Changes in Enteric Neurons of Small Intestine in a Rat Model of Irritable Bowel Syndrome with Diarrhea.
- Author:
Shan LI
1
;
Guijun FEI
;
Xiucai FANG
;
Xilin YANG
;
Xiaohong SUN
;
Jiaming QIAN
;
Jackie D WOOD
;
Meiyun KE
Author Information
- Publication Type:Original Article
- Keywords: Diarrhea; Enteric nervous system; Gastrointestinal motility; Irritable bowel syndrome
- MeSH: Animals; Carbon; Choline; Choline O-Acetyltransferase; Diarrhea*; Enteric Nervous System; Fluorescence; Ganglia; Gastrointestinal Motility; Gastrointestinal Tract; Ileum; Intestine, Small*; Irritable Bowel Syndrome*; Models, Animal*; Myenteric Plexus; Neurons*; Nitric Oxide; Nitric Oxide Synthase; Rats*; Stress, Psychological; Submucous Plexus; Vasoactive Intestinal Peptide
- From:Journal of Neurogastroenterology and Motility 2016;22(2):310-320
- CountryRepublic of Korea
- Language:English
- Abstract: BACKGROUND/AIMS: Physical and/or emotional stresses are important factors in the exacerbation of symptoms in irritable bowel syndrome (IBS).

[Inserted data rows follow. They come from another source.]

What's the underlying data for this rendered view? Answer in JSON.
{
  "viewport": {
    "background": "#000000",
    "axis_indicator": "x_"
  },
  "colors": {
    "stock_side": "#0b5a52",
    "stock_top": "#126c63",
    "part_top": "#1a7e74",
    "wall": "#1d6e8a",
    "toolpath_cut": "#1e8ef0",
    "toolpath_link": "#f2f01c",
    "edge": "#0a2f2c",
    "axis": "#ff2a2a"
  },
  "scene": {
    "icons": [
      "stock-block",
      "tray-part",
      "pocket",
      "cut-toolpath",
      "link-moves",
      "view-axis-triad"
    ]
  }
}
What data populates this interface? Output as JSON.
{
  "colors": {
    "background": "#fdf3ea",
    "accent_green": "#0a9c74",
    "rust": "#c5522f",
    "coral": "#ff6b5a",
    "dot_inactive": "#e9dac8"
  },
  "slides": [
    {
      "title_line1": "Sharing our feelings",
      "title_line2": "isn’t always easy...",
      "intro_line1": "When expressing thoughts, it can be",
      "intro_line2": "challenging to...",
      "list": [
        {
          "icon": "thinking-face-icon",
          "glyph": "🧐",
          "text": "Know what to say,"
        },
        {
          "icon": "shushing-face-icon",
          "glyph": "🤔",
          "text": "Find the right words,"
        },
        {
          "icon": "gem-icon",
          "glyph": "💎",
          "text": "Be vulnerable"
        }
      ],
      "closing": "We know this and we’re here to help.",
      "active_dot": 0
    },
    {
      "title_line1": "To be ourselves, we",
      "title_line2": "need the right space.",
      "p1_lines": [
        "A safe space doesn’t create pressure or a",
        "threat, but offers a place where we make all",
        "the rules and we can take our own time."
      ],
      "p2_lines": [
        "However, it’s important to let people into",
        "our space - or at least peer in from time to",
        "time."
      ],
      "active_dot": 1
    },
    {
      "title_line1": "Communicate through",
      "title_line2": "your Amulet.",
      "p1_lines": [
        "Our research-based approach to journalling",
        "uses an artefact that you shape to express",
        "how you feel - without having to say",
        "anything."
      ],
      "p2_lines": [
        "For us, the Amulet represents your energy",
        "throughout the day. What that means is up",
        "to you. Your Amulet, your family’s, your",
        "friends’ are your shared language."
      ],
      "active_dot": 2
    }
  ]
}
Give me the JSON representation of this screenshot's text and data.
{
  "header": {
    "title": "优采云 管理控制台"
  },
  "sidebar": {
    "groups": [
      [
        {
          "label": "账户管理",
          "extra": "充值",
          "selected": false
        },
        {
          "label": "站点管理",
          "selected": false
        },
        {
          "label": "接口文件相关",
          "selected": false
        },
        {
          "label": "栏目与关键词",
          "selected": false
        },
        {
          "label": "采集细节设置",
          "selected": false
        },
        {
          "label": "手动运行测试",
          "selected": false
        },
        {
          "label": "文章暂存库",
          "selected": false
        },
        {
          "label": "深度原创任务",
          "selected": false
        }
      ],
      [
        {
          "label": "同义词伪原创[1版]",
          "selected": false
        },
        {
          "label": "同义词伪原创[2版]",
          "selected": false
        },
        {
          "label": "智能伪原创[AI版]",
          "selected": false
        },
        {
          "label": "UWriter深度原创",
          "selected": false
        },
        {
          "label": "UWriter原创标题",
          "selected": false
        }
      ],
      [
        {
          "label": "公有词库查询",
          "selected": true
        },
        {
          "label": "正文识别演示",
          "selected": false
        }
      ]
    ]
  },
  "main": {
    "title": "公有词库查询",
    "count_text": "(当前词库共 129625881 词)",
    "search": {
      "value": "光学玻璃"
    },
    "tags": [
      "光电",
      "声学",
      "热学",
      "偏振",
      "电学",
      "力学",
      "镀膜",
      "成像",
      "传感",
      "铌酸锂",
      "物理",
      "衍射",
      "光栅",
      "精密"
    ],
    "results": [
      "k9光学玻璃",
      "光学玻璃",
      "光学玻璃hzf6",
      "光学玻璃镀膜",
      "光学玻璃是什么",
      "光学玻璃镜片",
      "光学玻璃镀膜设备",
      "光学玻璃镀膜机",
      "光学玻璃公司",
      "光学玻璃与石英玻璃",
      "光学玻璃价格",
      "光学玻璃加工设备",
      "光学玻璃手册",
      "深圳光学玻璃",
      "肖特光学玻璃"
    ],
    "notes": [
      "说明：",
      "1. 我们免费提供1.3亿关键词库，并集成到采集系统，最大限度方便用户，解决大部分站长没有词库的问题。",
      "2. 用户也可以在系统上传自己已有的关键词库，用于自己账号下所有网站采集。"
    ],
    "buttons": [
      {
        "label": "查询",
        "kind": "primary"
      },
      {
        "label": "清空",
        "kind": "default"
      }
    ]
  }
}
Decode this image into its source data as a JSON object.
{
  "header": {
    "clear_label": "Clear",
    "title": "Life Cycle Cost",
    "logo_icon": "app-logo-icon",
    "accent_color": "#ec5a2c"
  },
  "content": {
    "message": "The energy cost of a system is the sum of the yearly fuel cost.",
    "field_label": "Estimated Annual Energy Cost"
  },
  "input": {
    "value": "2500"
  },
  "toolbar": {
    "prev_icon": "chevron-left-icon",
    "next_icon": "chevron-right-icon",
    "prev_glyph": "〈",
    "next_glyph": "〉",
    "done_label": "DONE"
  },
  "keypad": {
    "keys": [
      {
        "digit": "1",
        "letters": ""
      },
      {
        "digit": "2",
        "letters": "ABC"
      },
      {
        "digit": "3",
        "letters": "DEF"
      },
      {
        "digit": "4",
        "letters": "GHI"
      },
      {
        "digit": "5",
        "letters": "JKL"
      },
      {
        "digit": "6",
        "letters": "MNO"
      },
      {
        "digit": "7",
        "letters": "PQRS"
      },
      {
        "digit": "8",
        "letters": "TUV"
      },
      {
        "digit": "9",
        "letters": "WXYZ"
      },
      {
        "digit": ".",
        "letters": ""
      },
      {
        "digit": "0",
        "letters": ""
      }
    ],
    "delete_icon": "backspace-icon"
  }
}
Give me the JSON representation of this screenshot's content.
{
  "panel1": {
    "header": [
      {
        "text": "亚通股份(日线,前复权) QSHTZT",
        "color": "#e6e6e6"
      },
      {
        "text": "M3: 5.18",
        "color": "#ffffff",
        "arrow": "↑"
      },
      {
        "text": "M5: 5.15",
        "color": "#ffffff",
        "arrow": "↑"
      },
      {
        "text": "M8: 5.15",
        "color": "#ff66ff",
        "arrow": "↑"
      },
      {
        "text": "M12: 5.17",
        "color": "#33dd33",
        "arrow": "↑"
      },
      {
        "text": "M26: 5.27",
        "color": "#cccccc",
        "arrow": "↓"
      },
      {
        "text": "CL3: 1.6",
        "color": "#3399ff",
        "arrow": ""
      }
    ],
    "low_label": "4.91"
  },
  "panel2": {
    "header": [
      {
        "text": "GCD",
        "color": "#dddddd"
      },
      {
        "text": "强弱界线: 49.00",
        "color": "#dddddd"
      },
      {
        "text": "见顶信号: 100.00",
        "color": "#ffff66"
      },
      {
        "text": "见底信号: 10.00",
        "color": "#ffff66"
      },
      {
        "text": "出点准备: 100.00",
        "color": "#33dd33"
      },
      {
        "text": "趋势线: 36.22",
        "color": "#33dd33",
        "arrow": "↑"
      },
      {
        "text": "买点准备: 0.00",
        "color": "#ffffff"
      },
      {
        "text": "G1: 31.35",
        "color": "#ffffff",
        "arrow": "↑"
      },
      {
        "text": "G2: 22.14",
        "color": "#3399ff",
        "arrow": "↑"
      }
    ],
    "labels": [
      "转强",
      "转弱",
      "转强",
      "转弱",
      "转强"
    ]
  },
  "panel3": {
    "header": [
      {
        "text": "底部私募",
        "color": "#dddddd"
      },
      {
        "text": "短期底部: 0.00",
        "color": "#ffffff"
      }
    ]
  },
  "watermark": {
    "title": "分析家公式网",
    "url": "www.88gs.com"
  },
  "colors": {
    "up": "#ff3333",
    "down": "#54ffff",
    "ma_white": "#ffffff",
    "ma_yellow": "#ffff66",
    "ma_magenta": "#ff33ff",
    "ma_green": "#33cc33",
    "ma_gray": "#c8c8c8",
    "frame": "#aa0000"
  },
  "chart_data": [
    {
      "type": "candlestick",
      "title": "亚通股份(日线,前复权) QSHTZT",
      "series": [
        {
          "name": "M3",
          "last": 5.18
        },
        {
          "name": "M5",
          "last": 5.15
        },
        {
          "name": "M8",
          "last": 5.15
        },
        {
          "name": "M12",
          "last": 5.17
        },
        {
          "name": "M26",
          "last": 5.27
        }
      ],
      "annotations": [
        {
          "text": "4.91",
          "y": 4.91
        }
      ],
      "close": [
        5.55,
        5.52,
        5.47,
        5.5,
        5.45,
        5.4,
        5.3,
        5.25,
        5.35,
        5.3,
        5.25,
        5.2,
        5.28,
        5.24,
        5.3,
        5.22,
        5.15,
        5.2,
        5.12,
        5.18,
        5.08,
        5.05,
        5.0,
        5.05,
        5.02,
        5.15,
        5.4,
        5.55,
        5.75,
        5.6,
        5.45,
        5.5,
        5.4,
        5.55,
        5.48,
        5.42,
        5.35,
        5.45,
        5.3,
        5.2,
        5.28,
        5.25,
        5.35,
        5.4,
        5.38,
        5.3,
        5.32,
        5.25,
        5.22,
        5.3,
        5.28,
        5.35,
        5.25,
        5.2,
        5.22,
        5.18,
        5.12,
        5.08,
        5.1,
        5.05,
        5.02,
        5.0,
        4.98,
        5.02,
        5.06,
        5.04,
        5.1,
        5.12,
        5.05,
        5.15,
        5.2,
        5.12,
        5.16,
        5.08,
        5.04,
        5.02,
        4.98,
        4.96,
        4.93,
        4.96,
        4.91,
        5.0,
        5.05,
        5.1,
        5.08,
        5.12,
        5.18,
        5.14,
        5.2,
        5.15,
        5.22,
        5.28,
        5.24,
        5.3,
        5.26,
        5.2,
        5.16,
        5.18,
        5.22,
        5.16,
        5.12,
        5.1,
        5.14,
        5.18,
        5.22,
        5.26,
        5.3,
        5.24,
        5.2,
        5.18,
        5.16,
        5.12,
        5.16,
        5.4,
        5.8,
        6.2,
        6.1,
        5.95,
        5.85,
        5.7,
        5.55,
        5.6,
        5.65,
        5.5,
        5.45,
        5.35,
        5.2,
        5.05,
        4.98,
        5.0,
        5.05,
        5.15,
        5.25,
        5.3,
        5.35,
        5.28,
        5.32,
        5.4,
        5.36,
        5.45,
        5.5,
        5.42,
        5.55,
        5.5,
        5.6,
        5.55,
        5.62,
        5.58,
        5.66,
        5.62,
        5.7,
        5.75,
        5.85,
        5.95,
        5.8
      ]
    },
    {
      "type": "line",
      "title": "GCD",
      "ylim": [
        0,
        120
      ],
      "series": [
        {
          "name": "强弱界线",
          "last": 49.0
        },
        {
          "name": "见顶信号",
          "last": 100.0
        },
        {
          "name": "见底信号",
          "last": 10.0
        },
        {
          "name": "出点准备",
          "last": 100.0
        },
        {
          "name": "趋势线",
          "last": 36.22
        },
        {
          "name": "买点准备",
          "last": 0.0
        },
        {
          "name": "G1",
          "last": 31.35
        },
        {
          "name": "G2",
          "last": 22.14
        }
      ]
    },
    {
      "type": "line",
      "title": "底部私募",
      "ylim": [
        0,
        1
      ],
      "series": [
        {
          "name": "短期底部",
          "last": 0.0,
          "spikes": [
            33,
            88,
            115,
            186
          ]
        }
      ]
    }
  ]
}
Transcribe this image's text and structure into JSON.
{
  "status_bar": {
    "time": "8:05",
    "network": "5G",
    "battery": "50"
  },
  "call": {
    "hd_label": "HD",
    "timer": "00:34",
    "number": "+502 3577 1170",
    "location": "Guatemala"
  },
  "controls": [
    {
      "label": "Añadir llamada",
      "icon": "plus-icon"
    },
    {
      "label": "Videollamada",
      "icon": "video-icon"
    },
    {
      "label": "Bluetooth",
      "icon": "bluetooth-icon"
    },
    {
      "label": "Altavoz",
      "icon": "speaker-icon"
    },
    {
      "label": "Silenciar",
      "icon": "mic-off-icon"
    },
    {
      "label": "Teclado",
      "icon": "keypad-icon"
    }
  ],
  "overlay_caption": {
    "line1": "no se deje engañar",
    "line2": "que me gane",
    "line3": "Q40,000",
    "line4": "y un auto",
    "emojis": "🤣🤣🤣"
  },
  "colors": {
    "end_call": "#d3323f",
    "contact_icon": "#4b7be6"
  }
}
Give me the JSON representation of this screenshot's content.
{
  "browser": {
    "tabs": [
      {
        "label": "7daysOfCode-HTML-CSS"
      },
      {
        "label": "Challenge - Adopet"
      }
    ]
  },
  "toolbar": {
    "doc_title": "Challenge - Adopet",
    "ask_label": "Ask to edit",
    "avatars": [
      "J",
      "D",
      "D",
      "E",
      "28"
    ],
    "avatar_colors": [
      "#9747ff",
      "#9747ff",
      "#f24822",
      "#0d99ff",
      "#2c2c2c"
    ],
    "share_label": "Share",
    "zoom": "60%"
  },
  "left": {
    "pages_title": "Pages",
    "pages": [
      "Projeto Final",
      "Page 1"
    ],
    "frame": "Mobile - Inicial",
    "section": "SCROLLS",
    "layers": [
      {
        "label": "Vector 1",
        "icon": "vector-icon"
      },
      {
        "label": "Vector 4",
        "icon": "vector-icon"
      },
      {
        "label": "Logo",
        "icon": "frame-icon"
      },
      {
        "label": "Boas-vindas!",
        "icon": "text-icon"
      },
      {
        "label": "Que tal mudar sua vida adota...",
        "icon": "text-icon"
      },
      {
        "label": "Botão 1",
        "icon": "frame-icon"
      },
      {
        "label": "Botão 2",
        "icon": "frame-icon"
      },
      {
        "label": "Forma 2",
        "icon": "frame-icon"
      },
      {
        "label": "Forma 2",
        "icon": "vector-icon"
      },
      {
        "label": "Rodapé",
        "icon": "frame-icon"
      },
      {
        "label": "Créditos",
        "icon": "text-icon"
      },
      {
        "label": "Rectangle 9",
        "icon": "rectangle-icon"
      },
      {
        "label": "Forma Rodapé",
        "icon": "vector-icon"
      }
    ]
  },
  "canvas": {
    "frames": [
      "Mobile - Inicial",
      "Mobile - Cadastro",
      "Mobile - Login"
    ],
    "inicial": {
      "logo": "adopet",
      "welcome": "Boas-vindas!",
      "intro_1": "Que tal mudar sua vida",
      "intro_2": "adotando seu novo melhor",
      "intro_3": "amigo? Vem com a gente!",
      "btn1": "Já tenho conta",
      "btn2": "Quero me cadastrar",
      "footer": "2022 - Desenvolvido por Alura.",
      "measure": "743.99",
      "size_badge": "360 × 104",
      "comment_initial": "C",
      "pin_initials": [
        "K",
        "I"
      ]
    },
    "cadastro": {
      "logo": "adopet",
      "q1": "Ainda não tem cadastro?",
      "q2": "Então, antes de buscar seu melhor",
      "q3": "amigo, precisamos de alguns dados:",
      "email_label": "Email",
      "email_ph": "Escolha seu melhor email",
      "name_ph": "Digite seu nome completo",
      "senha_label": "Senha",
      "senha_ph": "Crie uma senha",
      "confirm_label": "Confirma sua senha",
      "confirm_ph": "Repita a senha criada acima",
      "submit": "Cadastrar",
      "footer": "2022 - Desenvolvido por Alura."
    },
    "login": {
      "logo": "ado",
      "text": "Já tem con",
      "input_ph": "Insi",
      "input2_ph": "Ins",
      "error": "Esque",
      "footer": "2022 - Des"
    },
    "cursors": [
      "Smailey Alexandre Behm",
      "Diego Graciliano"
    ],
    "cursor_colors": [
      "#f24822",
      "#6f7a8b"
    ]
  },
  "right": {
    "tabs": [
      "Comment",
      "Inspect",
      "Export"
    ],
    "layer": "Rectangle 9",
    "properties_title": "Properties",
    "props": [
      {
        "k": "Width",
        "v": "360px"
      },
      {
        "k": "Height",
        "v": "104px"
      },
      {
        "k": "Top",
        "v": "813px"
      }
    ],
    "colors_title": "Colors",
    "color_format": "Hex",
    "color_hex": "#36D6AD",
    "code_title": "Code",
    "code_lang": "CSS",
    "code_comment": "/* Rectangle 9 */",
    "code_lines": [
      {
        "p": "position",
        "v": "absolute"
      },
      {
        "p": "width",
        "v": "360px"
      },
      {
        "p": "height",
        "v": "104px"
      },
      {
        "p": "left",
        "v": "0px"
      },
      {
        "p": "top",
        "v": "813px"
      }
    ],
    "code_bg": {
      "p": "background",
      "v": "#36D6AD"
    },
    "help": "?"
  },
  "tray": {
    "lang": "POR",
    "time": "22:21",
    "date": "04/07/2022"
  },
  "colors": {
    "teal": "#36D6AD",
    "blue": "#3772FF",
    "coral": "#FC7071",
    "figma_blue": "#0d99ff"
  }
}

Several lines of evidence support that a major impact of stress on the gastrointestinal tract occurs via the enteric nervous system. We aimed to evaluate histological changes in the submucosal plexus (SMP) and myenteric plexus (MP) of the distal ileum in concert with the intestinal motor function in a rat model of IBS with diarrhea. METHODS: The rat model was induced by heterotypic chronic and acute stress (CAS). The intestinal transit was measured by administering powdered carbon by gastric gavage. Double immunohistochemical fluorescence staining with whole-mount preparations of SMP and MP of enteric nervous system was used to assess changes in expression of choline acetyltransferase, vasoactive intestinal peptide, or nitric oxide synthase in relation to the pan neuronal marker, anti-Hu. RESULTS: The intestinal transit ratio increased significantly from control values of 50.8% to 60.6% in the CAS group. The numbers of enteric ganglia and neurons in the SMP were increased in the CAS group. The proportions of choline acetyltransferase- and vasoactive intestinal peptide-immunoreactive neurons in the SMP were increased (82.1 ± 4.3% vs. 76.0 ± 5.0%, P = 0.021; 40.5 ± 5.9% vs 28.9 ± 3.7%, P = 0.001), while nitric oxide synthase-immunoreactive neurons in the MP were decreased compared with controls (23.3 ± 4.5% vs 32.4 ± 4.5%, P = 0.002). CONCLUSIONS: These morphological changes in enteric neurons to CAS might contribute to the dysfunction in motility and secretion in IBS with diarrhea.